I am back from the Memorial Ceremony for the Dark Horse Marines, and I don't really know how to explain how I feel. Obviously, the mind, heart and soul are unbelievably complex things. How else could a person feel overwhelming pride, a broken heart, and hope for the future... all at the same time?
First, the logistics of the ceremony. We gathered at the base theater, one of the only facilities large enough to accomodate the standing-room only audience. Family members were seated front and center, and the unit Marines, their friends and loved ones filled the remaining rows. On stage, there was a low wall with a framed picture of each of the fallen Marines.
The Colors were marched in, followed by the Invocation from the Chaplain. Then, as the Marine Hymn played, three squads of Marines marched in. In order, they presented a rifle, helmet and dog tags, and boots at each of the photographs. The Battalion Commander spoke, followed by each of the Company Commanders.

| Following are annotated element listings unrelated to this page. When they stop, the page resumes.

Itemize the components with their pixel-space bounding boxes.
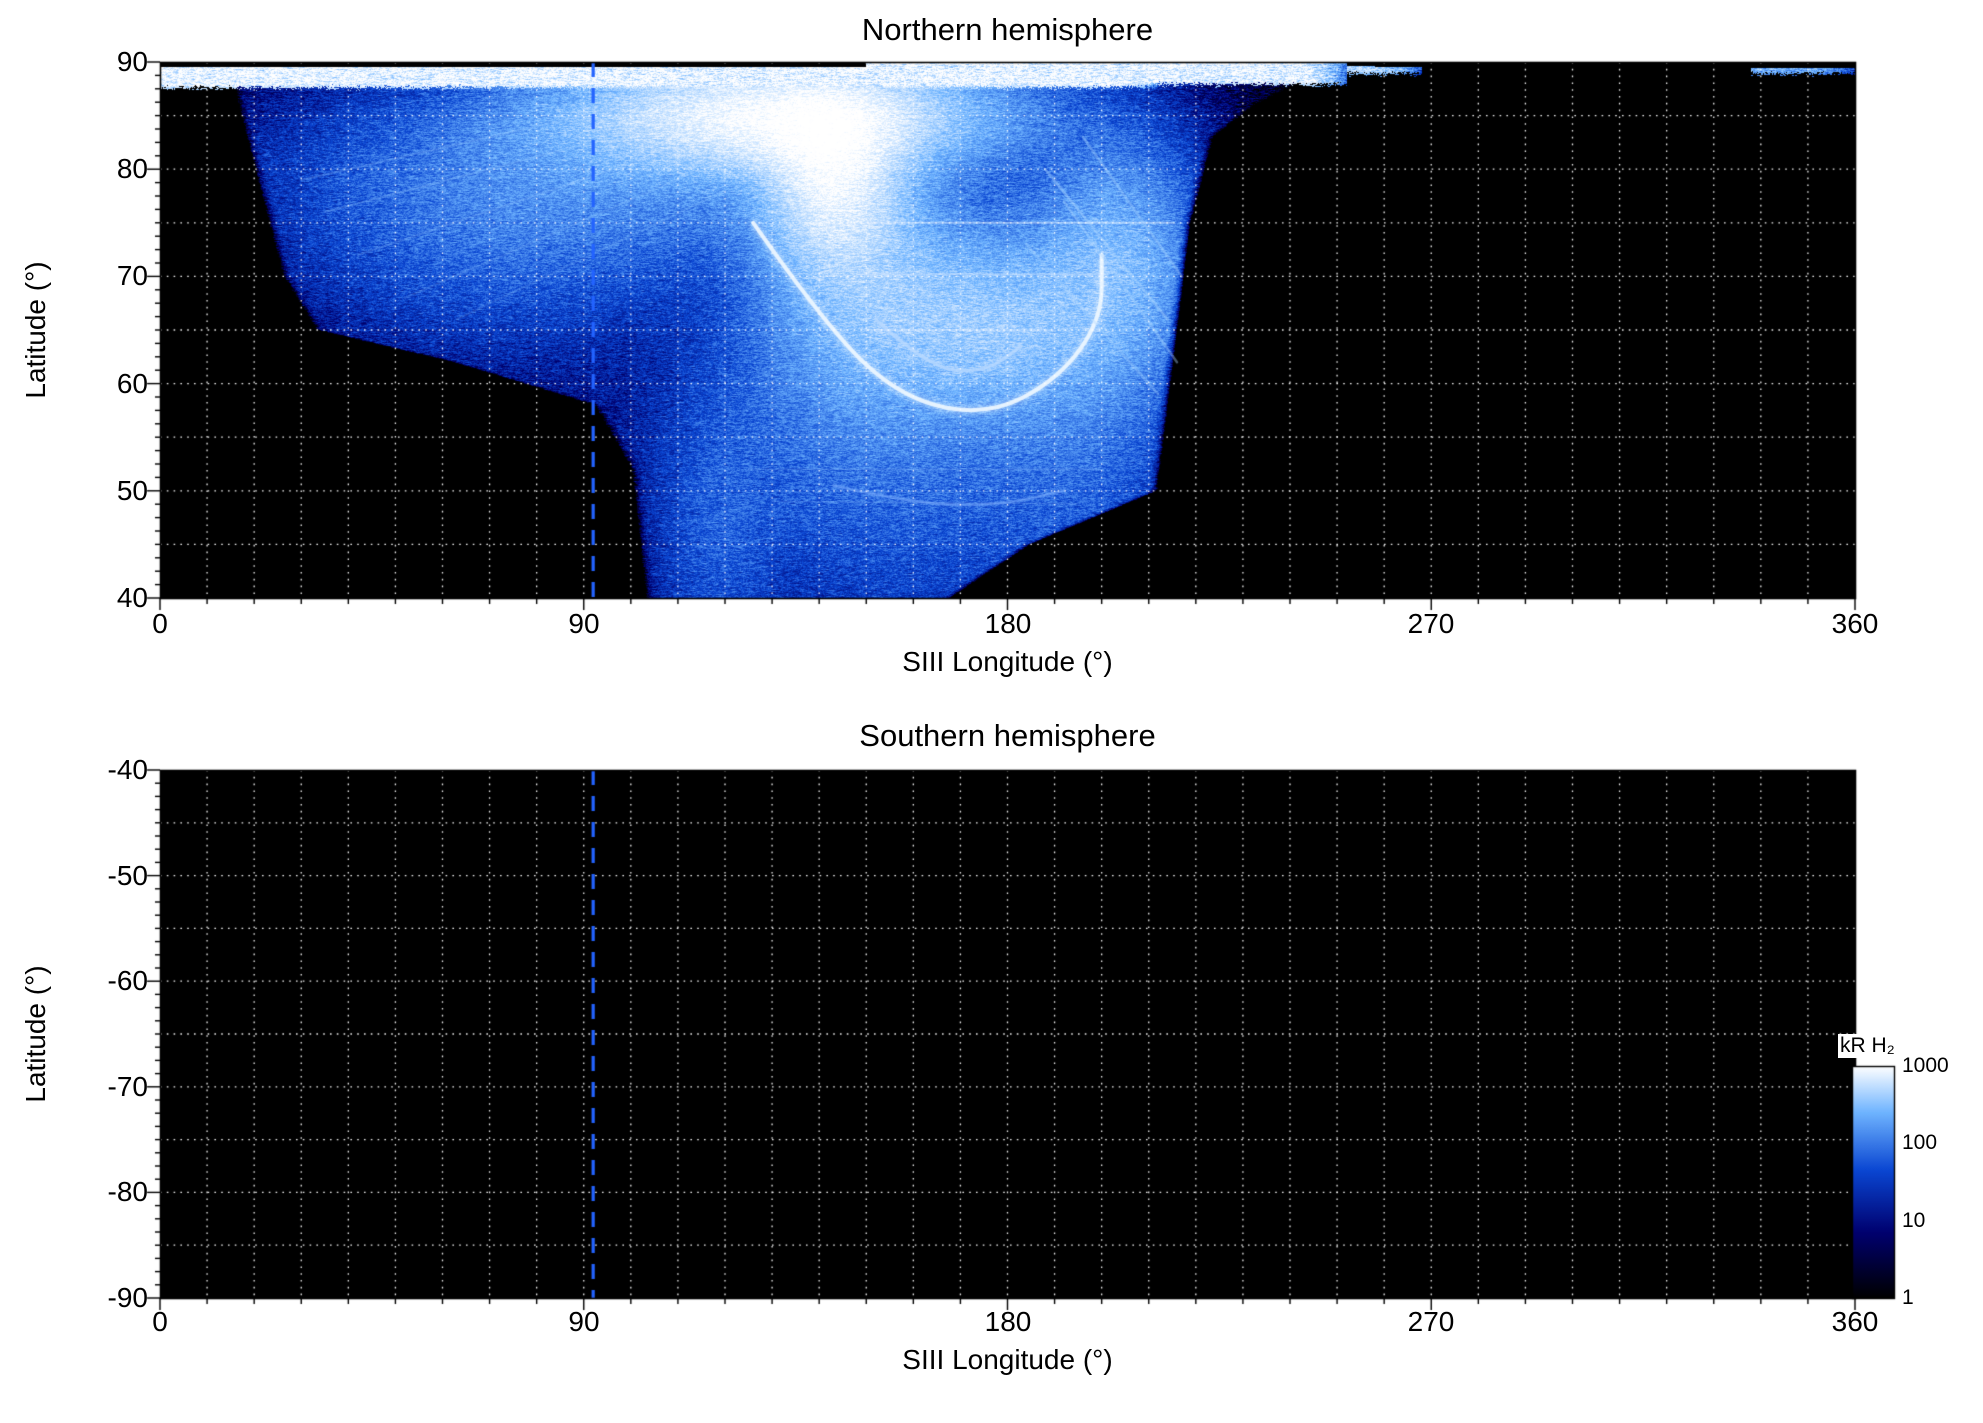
x-tick-label: 270	[1407, 608, 1455, 639]
south-y-axis-title: Latitude (°)	[20, 965, 51, 1103]
north-x-axis-title: SIII Longitude (°)	[902, 646, 1113, 677]
x-tick-label: 180	[984, 608, 1032, 639]
south-panel-title: Southern hemisphere	[859, 718, 1156, 753]
y-tick-label: 90	[116, 46, 148, 77]
x-tick-label: 90	[568, 1306, 600, 1337]
colorbar-title: kR H₂	[1838, 1034, 1897, 1058]
colorbar-tick-label: 1	[1902, 1286, 1914, 1309]
y-tick-label: 40	[116, 582, 148, 613]
x-tick-label: 180	[984, 1306, 1032, 1337]
y-tick-label: 80	[116, 153, 148, 184]
y-tick-label: 70	[116, 260, 148, 291]
y-tick-label: -60	[107, 965, 148, 996]
x-tick-label: 360	[1831, 608, 1879, 639]
colorbar-tick-label: 100	[1902, 1131, 1938, 1154]
y-tick-label: -90	[107, 1282, 148, 1313]
south-x-axis-title: SIII Longitude (°)	[902, 1344, 1113, 1375]
x-tick-label: 90	[568, 608, 600, 639]
colorbar-tick-label: 10	[1902, 1209, 1926, 1232]
y-tick-label: -50	[107, 860, 148, 891]
x-tick-label: 360	[1831, 1306, 1879, 1337]
x-tick-label: 270	[1407, 1306, 1455, 1337]
north-y-axis-title: Latitude (°)	[20, 261, 51, 399]
north-panel-title: Northern hemisphere	[861, 12, 1154, 47]
y-tick-label: 60	[116, 368, 148, 399]
x-tick-label: 0	[152, 608, 168, 639]
y-tick-label: -80	[107, 1176, 148, 1207]
y-tick-label: -40	[107, 754, 148, 785]
y-tick-label: -70	[107, 1071, 148, 1102]
colorbar-tick-label: 1000	[1902, 1054, 1949, 1077]
y-tick-label: 50	[116, 475, 148, 506]
x-tick-label: 0	[152, 1306, 168, 1337]
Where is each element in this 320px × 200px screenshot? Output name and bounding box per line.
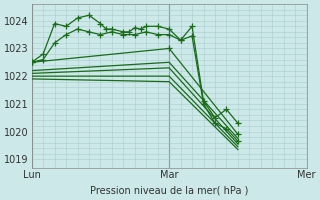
X-axis label: Pression niveau de la mer( hPa ): Pression niveau de la mer( hPa ) [90, 186, 248, 196]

Throughout the service, my attention was drawn to these displays. The image of their rifles, helmets and boots is riveting. It is simple yet powerful, a statement of all that the Marine was in his finest moments. Yes, each Marine was an individual, with a life and hopes and dreams. But in this moment, he is honored for his accomplishment - being a United States Marine.
Amazing Grace was played by a Marine Bagpiper, followed by the Final Roll Call. The Sgt Major calls out the names of three or four Marines, who each answer "Here." He then begins to call the fallen. ""Corporal Smith?" Silence. ""Corporal Ross Smith?" "Corporal Ross A. Smith?" The last time his name is called, the sound of a bell rings out. The Marine is accounted for, present at the Final Roll Call. Finally, the service closes with Taps.
I struggled to maintain my military bearing during the service, but I was hardly a stone. The tears flowed during Final Roll Call, as the Sgt Major's voice echoed throughout the hall. He called out for them, but they were not to answer. And each name, repeated, was a reminder of another life lost.
I was not alone in my grief. Ric was by my side, struggling as well to hold himself together. All around us, Marines sat at a position of attention, seemingly oblivious to the tears that streamed down their own faces.
I sit here now proud of each of the Marines from Dark Horse 3/5. They continue to serve with honor and courage. I am also proud to be part of the 200+ year legagy that is the United States Marine Corps.
I am heartbroken by the loss, though, of these Marines and all the other service men and women fallen in combat. They truly gave all, and I grieve for them, their families and friends.
Finally, I am full of hope for the future. That may seem odd, after the events of this morning. But it was the sight of a hall full of Marines that reminds me how good we all are. Regardless of politics or religion or other social battles, the Marines I saw today stand side-by-side to answer any call, any challenge or assignment. They are the best of us, and they give me hope.